The 10 largest Wall Street banks generated about $6 billion in revenue from commodities in 2012, including dealings in physical materials as well as related financial products, according to a Feb. 15 report from analytics company Coalition. Goldman Sachs ranked No. 1, followed by New York-based JPMorgan.
Goldman Sachs held $7.7 billion of commodities at fair value as of March 31 and New York-based Morgan Stanley had $6.7 billion, according to regulatory filings. None of the banks disclose how much revenue or profit comes from commodity trading or break out the contribution from physical assets.
“The Federal Reserve regularly monitors the commodity activities of supervised firms and is reviewing the 2003 determination that certain commodity activities are complementary to financial activities and thus permissible for bank holding companies,” Barbara Hagenbaugh, a Fed spokeswoman, said on July 19. She declined to elaborate.
A subcommittee of the Senate Banking, Housing & Urban Affairs Committee will hear tomorrow whether financial firms such as New York-based Goldman Sachs and Morgan Stanley should continue to be allowed to store, ship and own physical assets like metal and oil. At a time when JPMorgan faces a potential fine for alleged manipulation of U.S. energy prices, the panel will discuss possible conflicts of interest in the business model, said its chairman, U.S. Senator Sherrod Brown, an Ohio Democrat.
“When Wall Street banks control the supply of both commodities and financial products, there’s a potential for anti-competitive behavior and manipulation,” Brown said in an e-mailed statement. Goldman Sachs, Morgan Stanley and JPMorgan are the biggest Wall Street players in physical commodities.

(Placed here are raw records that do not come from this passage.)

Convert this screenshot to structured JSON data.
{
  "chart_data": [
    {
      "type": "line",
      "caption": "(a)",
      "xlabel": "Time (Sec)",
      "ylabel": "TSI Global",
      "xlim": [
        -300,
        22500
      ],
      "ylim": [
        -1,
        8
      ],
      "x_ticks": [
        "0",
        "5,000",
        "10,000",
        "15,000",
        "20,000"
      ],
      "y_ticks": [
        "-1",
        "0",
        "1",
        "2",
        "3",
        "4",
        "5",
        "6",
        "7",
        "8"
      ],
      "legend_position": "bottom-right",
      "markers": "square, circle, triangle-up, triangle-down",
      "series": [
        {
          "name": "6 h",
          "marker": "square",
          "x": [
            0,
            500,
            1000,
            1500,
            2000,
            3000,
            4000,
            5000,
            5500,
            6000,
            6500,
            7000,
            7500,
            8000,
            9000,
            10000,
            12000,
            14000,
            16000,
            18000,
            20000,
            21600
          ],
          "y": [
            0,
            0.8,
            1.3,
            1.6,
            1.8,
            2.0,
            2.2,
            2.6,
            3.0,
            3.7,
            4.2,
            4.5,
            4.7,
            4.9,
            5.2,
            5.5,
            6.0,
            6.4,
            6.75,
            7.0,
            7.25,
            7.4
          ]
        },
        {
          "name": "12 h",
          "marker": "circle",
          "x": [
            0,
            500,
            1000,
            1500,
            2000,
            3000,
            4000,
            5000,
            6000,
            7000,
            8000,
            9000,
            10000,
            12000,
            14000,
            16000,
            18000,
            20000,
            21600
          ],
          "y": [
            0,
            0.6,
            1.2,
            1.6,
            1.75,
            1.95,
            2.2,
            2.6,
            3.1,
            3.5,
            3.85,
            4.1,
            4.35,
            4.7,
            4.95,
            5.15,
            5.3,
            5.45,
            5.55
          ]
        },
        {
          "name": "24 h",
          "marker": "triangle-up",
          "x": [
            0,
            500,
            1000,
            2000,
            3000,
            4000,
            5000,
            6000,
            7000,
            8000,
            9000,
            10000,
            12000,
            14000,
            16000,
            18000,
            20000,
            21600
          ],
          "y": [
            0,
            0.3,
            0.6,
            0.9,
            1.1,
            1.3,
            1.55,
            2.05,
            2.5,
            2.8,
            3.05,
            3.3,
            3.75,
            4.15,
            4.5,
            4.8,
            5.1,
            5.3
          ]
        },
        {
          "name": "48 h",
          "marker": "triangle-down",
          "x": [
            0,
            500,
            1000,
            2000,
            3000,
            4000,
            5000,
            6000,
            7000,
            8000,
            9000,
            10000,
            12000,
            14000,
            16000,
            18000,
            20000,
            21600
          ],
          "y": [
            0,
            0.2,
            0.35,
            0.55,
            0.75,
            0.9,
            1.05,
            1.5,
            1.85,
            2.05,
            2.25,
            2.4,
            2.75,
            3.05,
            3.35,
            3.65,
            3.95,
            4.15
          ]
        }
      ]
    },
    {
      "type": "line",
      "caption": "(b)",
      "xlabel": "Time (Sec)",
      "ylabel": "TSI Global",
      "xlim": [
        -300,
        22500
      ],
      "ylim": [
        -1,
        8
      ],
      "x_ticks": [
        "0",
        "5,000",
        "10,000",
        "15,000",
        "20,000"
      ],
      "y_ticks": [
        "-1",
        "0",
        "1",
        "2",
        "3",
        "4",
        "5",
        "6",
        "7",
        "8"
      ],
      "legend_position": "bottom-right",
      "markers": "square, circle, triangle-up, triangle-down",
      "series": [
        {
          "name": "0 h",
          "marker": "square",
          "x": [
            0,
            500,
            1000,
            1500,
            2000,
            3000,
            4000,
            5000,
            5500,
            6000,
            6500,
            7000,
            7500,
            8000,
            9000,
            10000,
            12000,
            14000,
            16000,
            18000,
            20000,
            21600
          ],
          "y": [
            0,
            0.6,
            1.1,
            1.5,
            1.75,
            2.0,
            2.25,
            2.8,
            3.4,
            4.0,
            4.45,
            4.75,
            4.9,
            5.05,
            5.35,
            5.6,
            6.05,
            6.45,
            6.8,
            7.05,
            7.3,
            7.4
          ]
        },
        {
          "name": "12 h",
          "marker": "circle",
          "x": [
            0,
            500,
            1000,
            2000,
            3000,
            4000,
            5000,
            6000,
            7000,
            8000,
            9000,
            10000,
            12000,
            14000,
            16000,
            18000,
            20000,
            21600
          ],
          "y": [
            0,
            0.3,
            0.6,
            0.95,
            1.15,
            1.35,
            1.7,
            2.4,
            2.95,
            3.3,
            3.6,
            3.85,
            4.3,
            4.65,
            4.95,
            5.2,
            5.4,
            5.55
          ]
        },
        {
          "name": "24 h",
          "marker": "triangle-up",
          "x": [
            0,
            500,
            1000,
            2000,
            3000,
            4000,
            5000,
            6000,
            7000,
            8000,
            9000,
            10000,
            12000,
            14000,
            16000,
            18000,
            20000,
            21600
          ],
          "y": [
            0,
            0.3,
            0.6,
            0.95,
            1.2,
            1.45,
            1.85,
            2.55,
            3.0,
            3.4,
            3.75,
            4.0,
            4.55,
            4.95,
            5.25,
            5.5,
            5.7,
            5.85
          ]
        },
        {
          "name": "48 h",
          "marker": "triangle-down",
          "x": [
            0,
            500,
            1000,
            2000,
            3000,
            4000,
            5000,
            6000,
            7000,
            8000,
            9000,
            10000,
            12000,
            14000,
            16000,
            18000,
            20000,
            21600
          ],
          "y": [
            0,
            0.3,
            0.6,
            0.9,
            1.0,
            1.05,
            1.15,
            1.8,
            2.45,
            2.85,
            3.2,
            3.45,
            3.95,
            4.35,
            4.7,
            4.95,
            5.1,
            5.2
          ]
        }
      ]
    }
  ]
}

When the Fed gave JPMorgan approval in 2005 for hands-on involvement in commodity markets, it prohibited the bank from expanding into the storage business because of the risk.
Five years later, JPMorgan bought one of the world’s biggest metal warehouse companies. The Fed never explained why it let that happen.
That’s one reason the new review is so surprising, according to Marcus Stanley, policy director at nonprofit group Americans for Financial Reform.
“Given their silence on this issue for so long, this is important,” Stanley said. “There’s going to be some activity among the bank lobbyists over the next couple of days.”
On June 27, four Democratic members of Congress wrote a letter asking Fed Chairman Ben S. Bernanke, among other things, how examiners would account for possible bank runs caused by a bank-owned tanker spilling oil, and how the regulator would resolve a systemically important financial institution’s commodities activities if it were to collapse.
The Fed’s re-examination of its policy shows the central bank isn’t deaf to criticism, said Joshua Rosner, managing director at New York-based research firm Graham Fisher & Co. and another witness scheduled to testify tomorrow.
“Given the inconsistencies on its oversight on these issues, the Fed seems to be trying to cover its backside,” Rosner said.
For more than 50 years, the Bank Holding Company Act prevented federally guaranteed lenders, such as JPMorgan, from direct participation in commodity markets. The prohibition didn’t pertain to Goldman Sachs and Morgan Stanley, which were investment banks, until they became bank holding companies in 2008. After that, the Fed gave both firms a five-year grace period, which expires in September, while regulators decided whether to curtail their activities related to metals, fuels and other goods.
Now, “it is virtually impossible to glean even a broad overall picture of Goldman Sachs’s, Morgan Stanley’s, or JPMorgan’s physical commodities and energy activities from their public filings with the Securities and Exchange Commission and federal bank regulators,” Omarova wrote in a November 2012 academic paper, “Merchants of Wall Street: Banking, Commerce and Commodities.”
The added complexity makes the financial system less stable and more difficult to supervise, she said in an interview.
“It stretches regulatory capacity beyond its limits,” Omarova said. “No regulator in the financial world can realistically, effectively manage all the risks of an enterprise of financial activities, but also the marketing of gas, oil, electricity and metals. How can one banking regulator develop the expertise to know what’s going on?”